Mild to Moderate Autism

27%

37-60.0

Autistic

Severe Autism

27%


In our use of the CARS with over 15000 children referred to our state wide program, we have found that approximately 46% (702) fall in the non-autistic category while 54% (818) fall in the autistic category. Of the 54% who are classified as autistic, approximately half (405) are labeled mildly to moderately autistic, while the other half (413) are labeled as severely autistic using the categorization system.

The CARS was developed with the conception of autism as occurring along a continuum of disabilities. Accordingly, the CARS scores also represent a continuum. The lower the score, the fewer autistic behaviors child exhibits; the higher the score, the more autistic behaviors the child exhibit. Thus, breaking the continuum of scores to produce diagnostic categories or classification labels is somewhat arbitrary. The CARS was developed primarily to meet the needs of the TEACCCH program for both research and administrative classification of children. It was not intended to satisfy all diagnostic needs. As discussed above, the cutoffs were determined by comparing 1520 CARS scores with corresponding clinical classifications to determine the percent of agreement, false positives and false negatives. Using the autism cut off score of 30 we obtained an overall agreement rate of 87% with a false negative rate of 14.6% and a false positive rate of 10.7%. Using a severe autism cutoff score of 37 we obtained an overall agreement rate of 88.8% with a false negative rate of 14.4% and a false positive rate of 10.3%.

These are not the only cutoff points possible for distinguishing these diagnostic groups. Just as there are valid differences in groupings according to diagnostic purpose so could other cutoff points be used for CARS? However for identifying autistic children in a large school system, the purpose for which CARS was originally designed the cutoff points previously described are optimal. 

It should be noted that it is possible for a child to obtain a CARS rating of 30 or higher and not qualify for a DSM-IV diagnosis of Autistic disorder. Likewise it is possible for a child to qualify for a DSM-IV diagnosis of Autistic Disorder and obtain a CARS score lower than 30. The DSM-IV criteria are categorical and diagnosis requires the presence of a disturbance prior to age 36 months in at least six specified areas, with at least two from the category of impaired social interaction and one each from the categories of impaired communication and restricted, repetitive and stereotyped patterns of behavior.
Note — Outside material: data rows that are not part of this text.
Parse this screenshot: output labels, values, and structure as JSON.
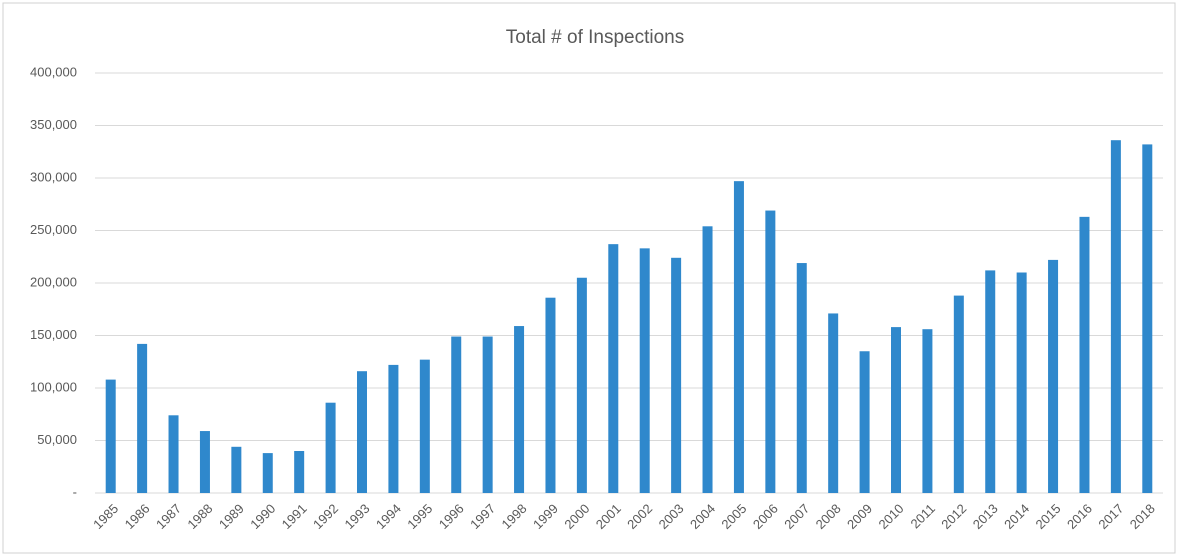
{
  "chart_data": {
    "type": "bar",
    "title": "Total # of Inspections",
    "categories": [
      "1985",
      "1986",
      "1987",
      "1988",
      "1989",
      "1990",
      "1991",
      "1992",
      "1993",
      "1994",
      "1995",
      "1996",
      "1997",
      "1998",
      "1999",
      "2000",
      "2001",
      "2002",
      "2003",
      "2004",
      "2005",
      "2006",
      "2007",
      "2008",
      "2009",
      "2010",
      "2011",
      "2012",
      "2013",
      "2014",
      "2015",
      "2016",
      "2017",
      "2018"
    ],
    "values": [
      108000,
      142000,
      74000,
      59000,
      44000,
      38000,
      40000,
      86000,
      116000,
      122000,
      127000,
      149000,
      149000,
      159000,
      186000,
      205000,
      237000,
      233000,
      224000,
      254000,
      297000,
      269000,
      219000,
      171000,
      135000,
      158000,
      156000,
      188000,
      212000,
      210000,
      222000,
      263000,
      336000,
      332000
    ],
    "color": "#2f88cc",
    "ylim": [
      0,
      400000
    ],
    "yticks": [
      {
        "value": 0,
        "label": "-"
      },
      {
        "value": 50000,
        "label": "50,000"
      },
      {
        "value": 100000,
        "label": "100,000"
      },
      {
        "value": 150000,
        "label": "150,000"
      },
      {
        "value": 200000,
        "label": "200,000"
      },
      {
        "value": 250000,
        "label": "250,000"
      },
      {
        "value": 300000,
        "label": "300,000"
      },
      {
        "value": 350000,
        "label": "350,000"
      },
      {
        "value": 400000,
        "label": "400,000"
      }
    ],
    "grid": true
  }
}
When the DSM-IV diagnostic criteria for Autistic Disorder are not met for a child who’s CARS score is 30 or higher, consider a DSM-IV diagnosis of Rett’s disorder, Childhood Disintegrative disorder, Asperger’s disorder, or Pervasive Developmental Disorder Not Otherwise Specified. When DSM-IV criteria for Autistic disorder are met for a child who’s CARS score are under 30, the use of mild or moderate severity specifies may be appropriate.

Finally we should like to emphasize the classification using the CARS is not intended as an endpoint in assessment. Instead, it is intended in the first step in diagnosis and grouping and should serve as the beginning point of a process to point the way for individualized assessment needed for understanding other aspects of the child’s problem, be they in language, behavior or biological functioning. 

Use of the CARS with Adolescents and Adults

A child diagnosed as autistic frequently retains the diagnosis throughout his or her life. Sometimes, however, it is necessary to evaluate adolescents or adults who have never received a diagnosis of autism. The CARS can be used for this purpose.

The CARS scores are tended to decrease over time. This decrease in scores may reflect effects of intervention or developmental changes. When using the CARS for evaluating adolescents and adults a cutoff score of 28 is recommended as the criterion for the presence of autism, and a cutoff score of 35 is recommended as the criterion for distinguishing between moderate and severe autism. As with children, the diagnosis of autism for adolescents and adults using the CARS should mark the beginning of an individualized treatment.